Leon Krause über Mela Escherich (1877–1956) und die Mystik Jawlenskys

„Ueber Zweck, Notwendigkeit, Naturwahrheit, mit einem Worte über das Wesen der Kunst werden die Meinungen ewig gegeneinander stehen, solange wir uns nicht eingehender mit dem Wesen der Natur beschäftigen. Nicht der uns umgebenden, sondern unsrer eignen“, so zumindest formuliert es die deutsche Kunsthistorikerin Mela Escherich in ihrem Artikel Kunst als Offenbarung der Natur (Mela Escherich: Kunst als Offenbarung der Natur, in: Monatsberichte über Kunst und Kunstwissenschaften, Heft 3, München 1903, S. 270-274, 308–318, hier: S. 270, https://doi.org/10.11588/diglit.47725.61). Vor dem Hintergrund einer solchen Betonung der eigenen Gefühlswelt, die bis hin zu einer Überhöhung ins Mystische reicht, sollte es nicht verwundern, dass sie den Expressionismus als eine persönliche Erleuchtung empfand. Besonders das Werk des russisch-deutschen Malers Alexej von Jawlensky (1864–1941) spielt dabei eine wichtige Rolle. Escherich und Jawlensky verband, wie wir später sehen werden, eine Freundschaft, die weit über die bloße gegenseitige Anerkennung hinausging.
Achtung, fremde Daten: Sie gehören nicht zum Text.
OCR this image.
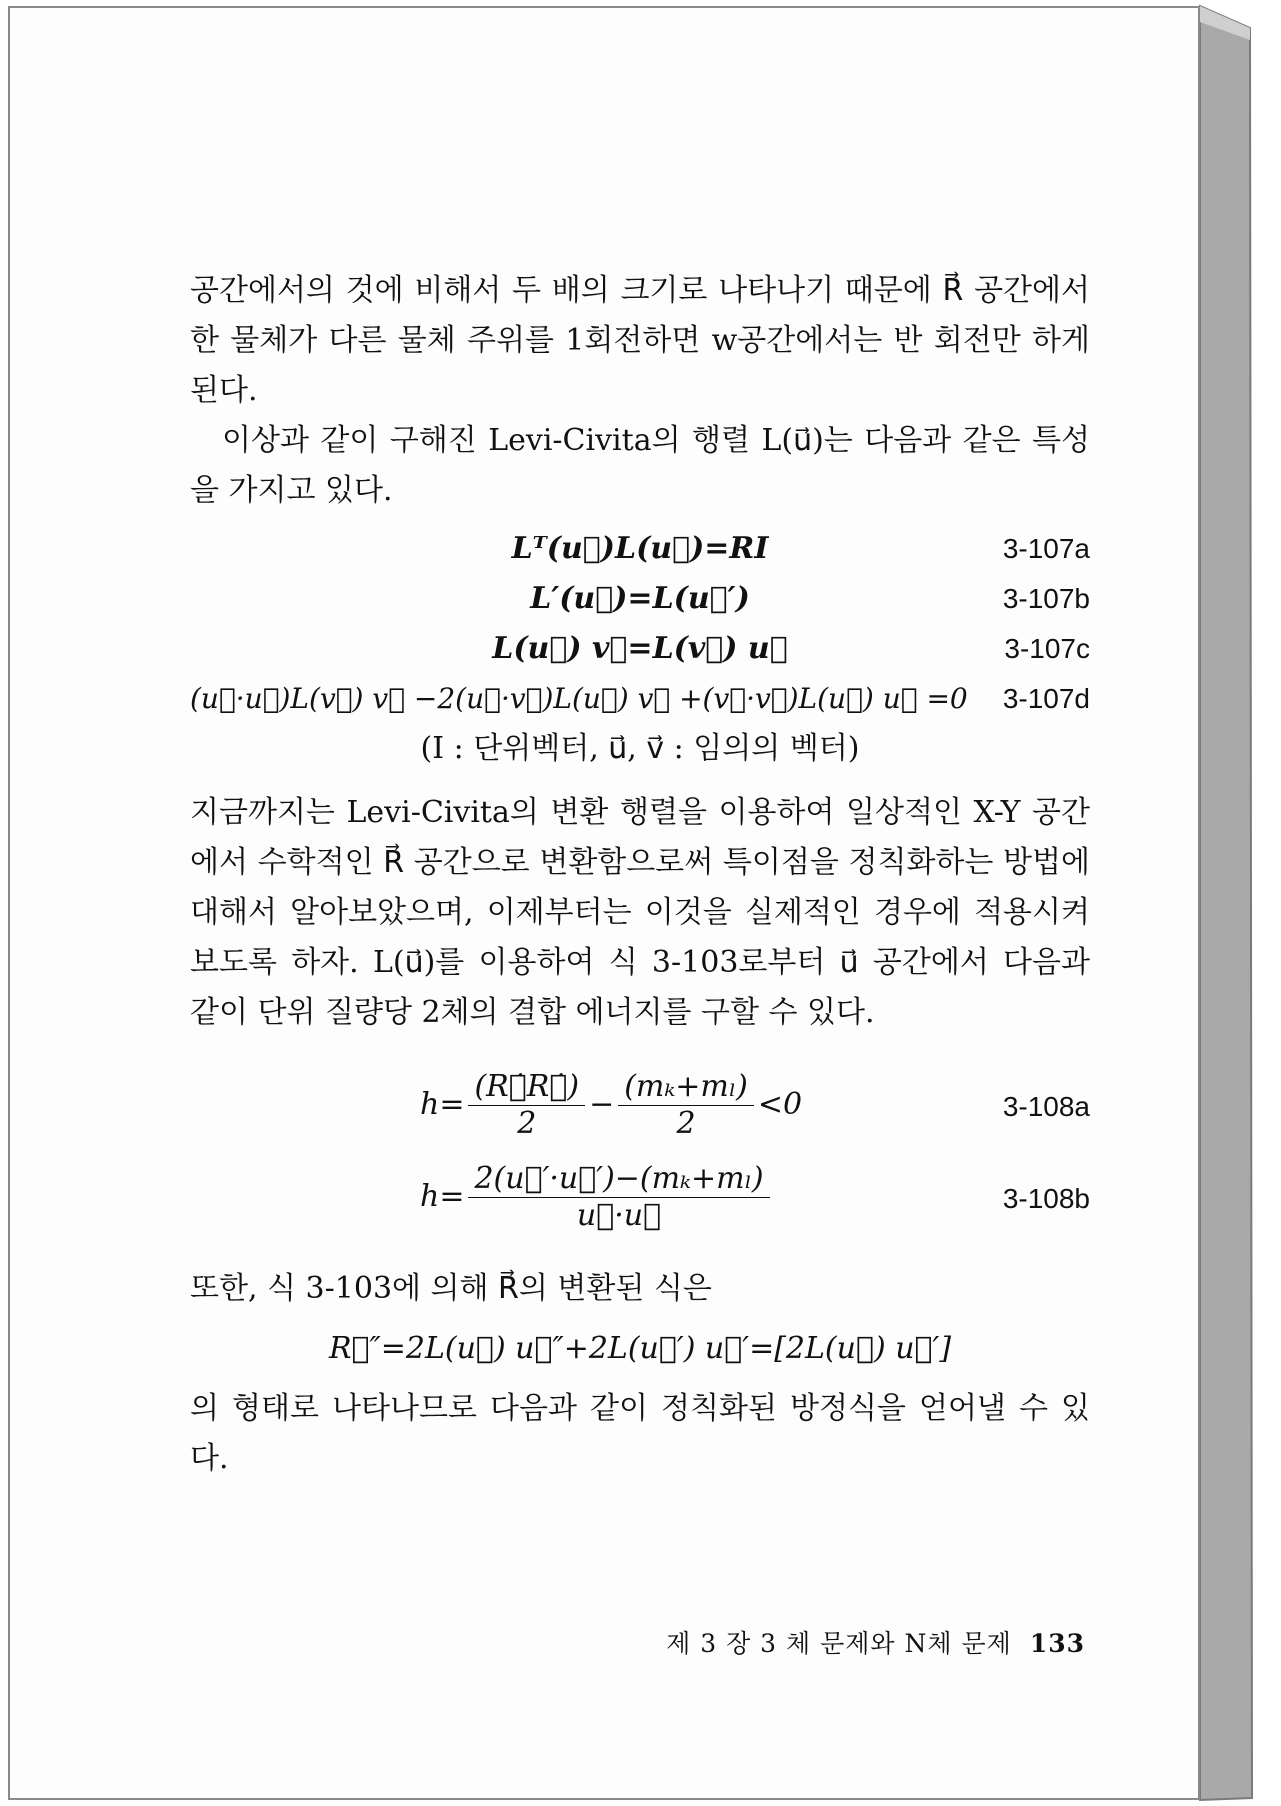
공간에서의 것에 비해서 두 배의 크기로 나타나기 때문에 R⃗ 공간에서 한 물체가 다른 물체 주위를 1회전하면 w공간에서는 반 회전만 하게 된다.

이상과 같이 구해진 Levi-Civita의 행렬 L(u⃗)는 다음과 같은 특성을 가지고 있다.

Lᵀ(u⃗)L(u⃗)=RI	3-107a
L′(u⃗)=L(u⃗′)	3-107b
L(u⃗) v⃗=L(v⃗) u⃗	3-107c
(u⃗·u⃗)L(v⃗) v⃗ −2(u⃗·v⃗)L(u⃗) v⃗ +(v⃗·v⃗)L(u⃗) u⃗ =0	3-107d
(I : 단위벡터, u⃗, v⃗ : 임의의 벡터)

지금까지는 Levi-Civita의 변환 행렬을 이용하여 일상적인 X-Y 공간에서 수학적인 R⃗ 공간으로 변환함으로써 특이점을 정칙화하는 방법에 대해서 알아보았으며, 이제부터는 이것을 실제적인 경우에 적용시켜 보도록 하자. L(u⃗)를 이용하여 식 3-103로부터 u⃗ 공간에서 다음과 같이 단위 질량당 2체의 결합 에너지를 구할 수 있다.

$h= \frac{(R⃗̇R⃗̇)}{2} - \frac{\text{(mₖ+mₗ)}}{2} <0$	3-108a
$h= \frac{\text{2(u⃗′·u⃗′)−(mₖ+mₗ)}}{u⃗\cdot u⃗}$	3-108b

또한, 식 3-103에 의해 R⃗의 변환된 식은

R⃗″=2L(u⃗) u⃗″+2L(u⃗′) u⃗′=[2L(u⃗) u⃗′]

의 형태로 나타나므로 다음과 같이 정칙화된 방정식을 얻어낼 수 있다.

제 3 장 3 체 문제와 N체 문제 133
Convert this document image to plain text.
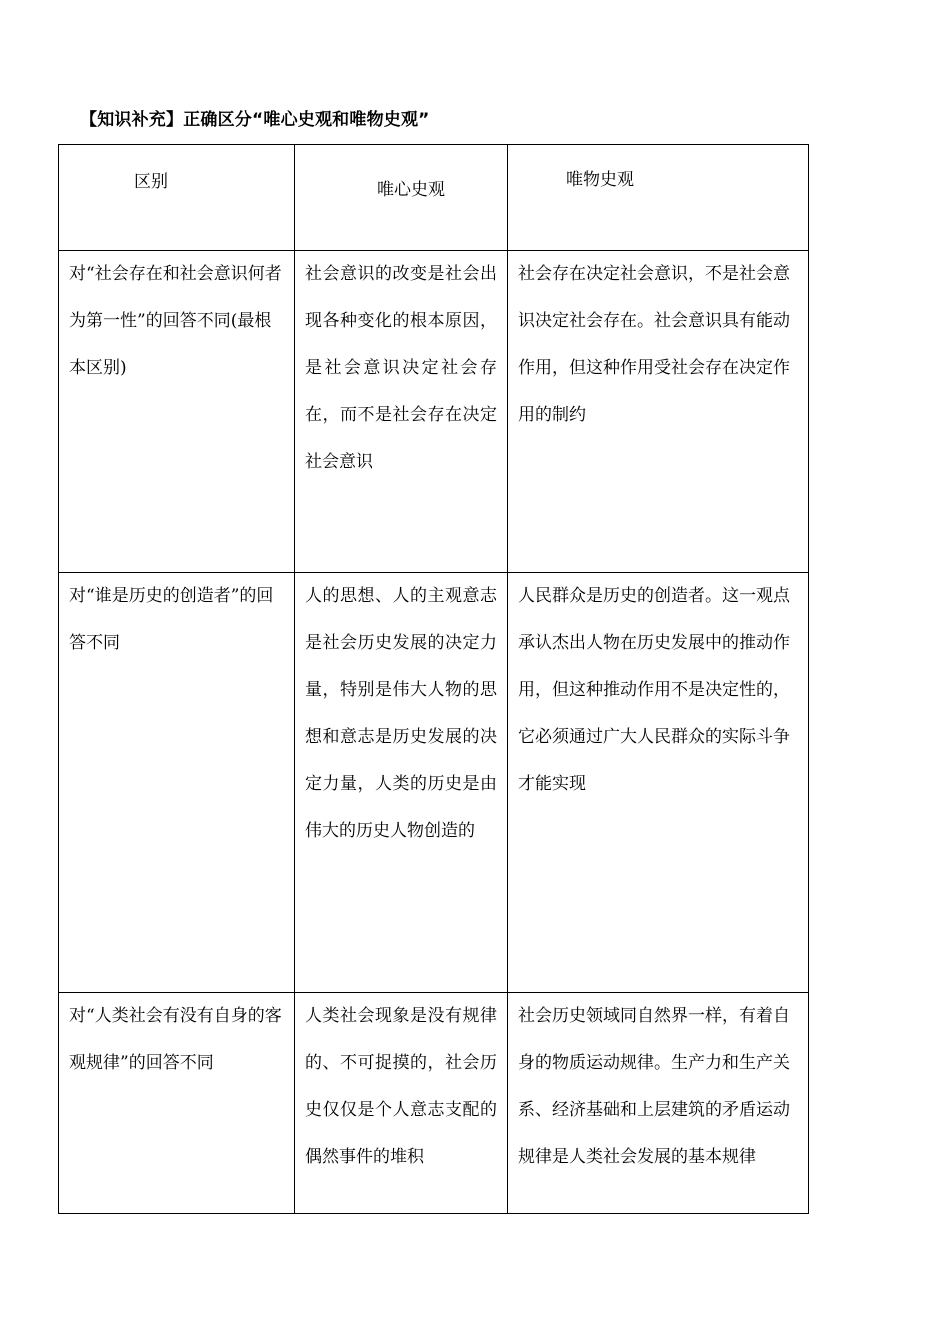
【知识补充】正确区分“唯心史观和唯物史观”
区别	唯心史观	唯物史观
对“社会存在和社会意识何者为第一性”的回答不同(最根本区别)	社会意识的改变是社会出现各种变化的根本原因，是社会意识决定社会存在，而不是社会存在决定社会意识	社会存在决定社会意识，不是社会意识决定社会存在。社会意识具有能动作用，但这种作用受社会存在决定作用的制约
对“谁是历史的创造者”的回答不同	人的思想、人的主观意志是社会历史发展的决定力量，特别是伟大人物的思想和意志是历史发展的决定力量，人类的历史是由伟大的历史人物创造的	人民群众是历史的创造者。这一观点承认杰出人物在历史发展中的推动作用，但这种推动作用不是决定性的，它必须通过广大人民群众的实际斗争才能实现
对“人类社会有没有自身的客观规律”的回答不同	人类社会现象是没有规律的、不可捉摸的，社会历史仅仅是个人意志支配的偶然事件的堆积	社会历史领域同自然界一样，有着自身的物质运动规律。生产力和生产关系、经济基础和上层建筑的矛盾运动规律是人类社会发展的基本规律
Foto des Gesichts einer Frau. Sie schaut schräg nach oben und lächelt leicht.
Abb. 1: Porträt Mela Escherichs, um 1930, Jana Dennhard: Der Maler Alexej von Jawlensky und die Kunsthistorikerin Mela Escherich, in: Roman Zieglgänsberger/ Jana Dennhard (Hg.): Alles! 100 Jahre Jawlensky in Wiesbaden, München 2021, S. 366

Mela Escherich (Abb. 1) (eigentlich Emilie Welzhofer) kam als Tochter eines Historikers und einer Schriftstellerin in München zur Welt. Nach ihrer erfolgreichen Promotion und dem Umzug in die hessische Kurstadt Wiesbaden publizierte sie, wie bereits ihre Mutter, unter deren Mädchenname Escherich und schrieb unter anderem für den Kulturteil der Wiesbadener Zeitung Nassovia sowie für renommierte kunsthistorische Fachzeitschriften wie Die Kunst für Alle, Der Cicerone oder die Kunstchronik. Zugleich war sie die erste, die das berühmte Werk Das fließende Licht der Gottheit, der christlichen Mystikerin Mechthild von Magdeburg aus dem 13. Jhdt. ins Neudeutsche übersetzte (Berlin 1909). Neben Rezensionen aktueller Wiesbadener Ausstellungen lag ihr Hauptaugenmerk auf der Verbindung von Kunst, Mystik und Natur, wobei sie Kunstwerke vom Mittelalter bis in ihre Gegenwart behandelte. Ergänzend verfasste sie Künstlermonografien und -bibliografien, wie z.B. zu Matthias Grünewald (Straßburg 1914) oder zu Hans Baldung (Straßburg 1916). Dabei thematisieren viele ihrer Schriften Mythen, Sagen und Märchen und untersuchen, wie sich diese auf die Kunst auswirken.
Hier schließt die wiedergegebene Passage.